Different letters represent significant differences between time points within the same bacterial strain (p < 0.05). ND: not detected.

and Figure 2). Bacterial populations decreased over time due to the UV-C treatment, but the extent of reduction varied among the bacterial species. As shown in Table 1, the population of P. aeruginosa decreased by approximately 2 log CFU/mL after 6 min of treatment compared to the untreated control, with no significant reduction observed beyond this point. For S. aureus and L. curvatus, a gradual decrease in population was observed over time; however, no significant reduction was noted after 8 min of treatment. Meanwhile, L. lactis exhibited a notable reduction, with its count falling below the detection limit (1 log CFU/mL) after 10 min of treatment.
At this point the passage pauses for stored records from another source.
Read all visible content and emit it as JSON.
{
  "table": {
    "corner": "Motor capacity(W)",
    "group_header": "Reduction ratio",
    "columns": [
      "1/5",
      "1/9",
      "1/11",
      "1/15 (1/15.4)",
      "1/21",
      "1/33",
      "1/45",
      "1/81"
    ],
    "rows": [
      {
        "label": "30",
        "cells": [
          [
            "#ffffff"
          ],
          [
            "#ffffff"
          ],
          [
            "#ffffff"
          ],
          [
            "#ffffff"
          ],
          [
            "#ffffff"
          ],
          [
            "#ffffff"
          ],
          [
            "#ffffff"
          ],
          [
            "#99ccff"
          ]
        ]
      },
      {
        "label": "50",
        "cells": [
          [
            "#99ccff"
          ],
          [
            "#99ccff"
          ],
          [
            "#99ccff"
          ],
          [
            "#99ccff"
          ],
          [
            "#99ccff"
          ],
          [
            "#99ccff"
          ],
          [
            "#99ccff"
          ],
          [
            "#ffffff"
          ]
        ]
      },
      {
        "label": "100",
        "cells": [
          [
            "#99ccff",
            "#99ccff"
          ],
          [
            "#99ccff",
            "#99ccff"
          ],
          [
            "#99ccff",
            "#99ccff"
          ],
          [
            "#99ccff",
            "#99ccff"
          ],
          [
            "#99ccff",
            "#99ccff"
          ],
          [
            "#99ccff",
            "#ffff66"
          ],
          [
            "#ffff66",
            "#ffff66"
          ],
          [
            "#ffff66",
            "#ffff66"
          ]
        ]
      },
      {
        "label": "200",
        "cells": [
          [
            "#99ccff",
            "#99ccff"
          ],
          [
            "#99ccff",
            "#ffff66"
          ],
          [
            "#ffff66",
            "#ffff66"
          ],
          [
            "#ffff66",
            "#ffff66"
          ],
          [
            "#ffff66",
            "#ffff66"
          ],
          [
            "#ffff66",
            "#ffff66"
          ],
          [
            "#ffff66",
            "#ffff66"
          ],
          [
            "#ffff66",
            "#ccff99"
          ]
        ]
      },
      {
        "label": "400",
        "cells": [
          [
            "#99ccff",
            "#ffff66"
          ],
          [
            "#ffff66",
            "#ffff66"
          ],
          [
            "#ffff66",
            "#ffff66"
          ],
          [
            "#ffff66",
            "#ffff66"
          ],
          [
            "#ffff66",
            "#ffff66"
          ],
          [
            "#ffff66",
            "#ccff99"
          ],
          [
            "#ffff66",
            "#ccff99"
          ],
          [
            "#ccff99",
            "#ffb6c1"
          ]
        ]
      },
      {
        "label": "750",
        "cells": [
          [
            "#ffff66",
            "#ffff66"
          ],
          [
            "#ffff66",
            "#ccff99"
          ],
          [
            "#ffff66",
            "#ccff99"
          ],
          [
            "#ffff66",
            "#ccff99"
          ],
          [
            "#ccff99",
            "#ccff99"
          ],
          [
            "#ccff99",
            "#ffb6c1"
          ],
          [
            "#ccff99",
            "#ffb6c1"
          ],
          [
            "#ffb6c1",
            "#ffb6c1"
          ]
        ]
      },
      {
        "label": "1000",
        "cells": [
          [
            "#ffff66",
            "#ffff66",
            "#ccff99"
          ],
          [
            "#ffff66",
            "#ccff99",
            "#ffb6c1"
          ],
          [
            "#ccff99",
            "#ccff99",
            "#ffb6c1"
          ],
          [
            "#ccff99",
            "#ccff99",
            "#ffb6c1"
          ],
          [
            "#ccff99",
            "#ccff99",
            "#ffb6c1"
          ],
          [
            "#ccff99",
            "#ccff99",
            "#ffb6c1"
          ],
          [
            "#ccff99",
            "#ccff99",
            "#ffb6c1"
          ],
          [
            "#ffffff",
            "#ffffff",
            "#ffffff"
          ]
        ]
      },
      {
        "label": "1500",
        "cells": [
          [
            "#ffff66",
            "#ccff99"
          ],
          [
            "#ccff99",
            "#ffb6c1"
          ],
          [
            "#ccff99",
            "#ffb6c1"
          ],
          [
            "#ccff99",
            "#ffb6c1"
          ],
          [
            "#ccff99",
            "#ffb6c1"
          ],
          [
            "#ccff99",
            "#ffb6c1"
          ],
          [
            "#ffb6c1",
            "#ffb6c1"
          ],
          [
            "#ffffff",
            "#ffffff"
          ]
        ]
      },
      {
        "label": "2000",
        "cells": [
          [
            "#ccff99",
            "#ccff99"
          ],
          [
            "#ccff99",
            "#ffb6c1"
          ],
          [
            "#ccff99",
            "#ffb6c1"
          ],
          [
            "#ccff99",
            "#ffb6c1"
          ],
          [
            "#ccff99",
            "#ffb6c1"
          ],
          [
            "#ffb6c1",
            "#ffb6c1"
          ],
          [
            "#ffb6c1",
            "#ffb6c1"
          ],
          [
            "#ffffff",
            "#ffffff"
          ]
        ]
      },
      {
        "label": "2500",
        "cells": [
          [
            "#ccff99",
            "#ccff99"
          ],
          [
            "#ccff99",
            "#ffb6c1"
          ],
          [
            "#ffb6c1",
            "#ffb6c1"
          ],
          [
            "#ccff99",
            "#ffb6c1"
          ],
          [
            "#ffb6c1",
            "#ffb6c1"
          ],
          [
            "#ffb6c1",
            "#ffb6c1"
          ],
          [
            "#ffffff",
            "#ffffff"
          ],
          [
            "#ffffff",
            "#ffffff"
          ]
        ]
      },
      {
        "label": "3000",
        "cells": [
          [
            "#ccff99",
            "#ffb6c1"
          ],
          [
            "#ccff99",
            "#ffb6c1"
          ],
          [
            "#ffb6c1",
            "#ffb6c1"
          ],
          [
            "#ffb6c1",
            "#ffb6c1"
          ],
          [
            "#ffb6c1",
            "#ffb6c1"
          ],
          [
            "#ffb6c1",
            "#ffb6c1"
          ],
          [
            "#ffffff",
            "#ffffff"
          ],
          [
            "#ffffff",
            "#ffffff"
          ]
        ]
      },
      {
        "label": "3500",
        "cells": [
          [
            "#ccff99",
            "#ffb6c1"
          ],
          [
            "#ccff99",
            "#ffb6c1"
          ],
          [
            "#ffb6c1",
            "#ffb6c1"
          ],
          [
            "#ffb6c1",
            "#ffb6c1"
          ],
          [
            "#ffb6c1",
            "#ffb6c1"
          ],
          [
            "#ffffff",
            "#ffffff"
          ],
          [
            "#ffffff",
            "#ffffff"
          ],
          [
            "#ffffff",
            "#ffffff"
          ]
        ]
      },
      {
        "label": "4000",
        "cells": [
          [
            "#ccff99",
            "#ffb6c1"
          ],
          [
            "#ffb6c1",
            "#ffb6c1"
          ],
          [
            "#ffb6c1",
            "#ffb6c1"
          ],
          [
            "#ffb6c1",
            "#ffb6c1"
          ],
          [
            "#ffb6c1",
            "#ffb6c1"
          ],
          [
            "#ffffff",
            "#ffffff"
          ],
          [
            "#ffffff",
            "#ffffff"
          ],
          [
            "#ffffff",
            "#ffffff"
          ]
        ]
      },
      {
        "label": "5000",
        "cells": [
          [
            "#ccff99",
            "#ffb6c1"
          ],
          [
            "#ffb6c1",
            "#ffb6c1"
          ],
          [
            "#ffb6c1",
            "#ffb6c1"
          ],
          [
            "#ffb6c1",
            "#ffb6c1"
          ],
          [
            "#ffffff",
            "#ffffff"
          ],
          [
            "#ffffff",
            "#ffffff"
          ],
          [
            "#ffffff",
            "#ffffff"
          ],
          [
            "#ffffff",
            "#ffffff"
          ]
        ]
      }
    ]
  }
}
In summary, UV-C treatment for approximately 3 min resulted in a reduction of about 2 log CFU/mL in P. aeruginosa, S. aureus, and L. lactis, while L. curvatus showed a reduction of about 1 log CFU/mL. P. aeruginosa demonstrated a linear decrease curve with UV-C treatment, but after 6 min of treatment, a tailing curve was observed, which is consistent with a previous metagenomic analysis that showed Pseudomonas spp. to be more resistant than Lactococcus spp. According to this previous study, P. aeruginosa exhibited a linear decrease in the initial stages of UV-C treatment, followed by a tailing curve after a certain treatment time [27]. However, due to the higher UV-C resistance of P. aeruginosa compared with lactic acid bacteria, UV-C treatment alone is unlikely to sufficiently ensure the quality of raw milk. The major challenge of UV-C treatment is its limited penetration depth, particularly in opaque or turbid liquids such as defatted milk. The high scattering and absorption coefficients of these fluids make it difficult to achieve a uniform fluence distribution, which can affect microbial inactivation efficiency. Consequently, when implementing UV-C treatment on an industrial scale, careful system design is required to ensure effective exposure. This includes incorporating continuous agitation mechanisms and optimized reactor configurations, such as thin-film flow systems or pulsed UV technology. This study was focused on identifying the major microbial communities through metagenomic analysis and evaluating the effectiveness of UV-C treatment in reducing pathogens. However, other aspects of milk quality, such as pH, protein structure, and/or lipid composition, would be important for pasteurization. Therefore, a comprehensive assessment of milk quality after UV-C treatment would be more beneficial in a further study.

4. Conclusions

This study investigated the microbial composition in raw milk using metagenomic analysis. The proportion of Pseudomonas spp. increased with extended refrigeration. After 14 days of refrigerated storage, the proportion of Lactococcus spp. and Lactobacillus spp. decreased in UV-C-treated raw milk compared with the untreated samples. Based on these findings, a non-thermal UV-C treatment experiment was performed using P. aeruginosa, L. lactis, and L. curvatus (isolated from raw milk) to evaluate resistance. The results showed reductions: S. aureus, L. lactis, and L. curvatus exhibited a 1 log CFU/mL reduction after 2 min of UV-C exposure. The population of P. aeruginosa showed a decreasing trend after 3 min of treatment, but the reduction level was significantly lower than that of other strains (S. aureus, L. lactis, and L. curvatus). These findings suggest that UV-C-based methods hold potential in industrial applications for improving raw milk quality. However, since UV-C treatment alone is insufficient to effectively inhibit P. aeruginosa, a major spoilage bacterium in raw milk, future research should focus on combination treatments, such as integrating thermal pasteurization, to reduce the prevalence of Pseudomonas spp. in raw milk.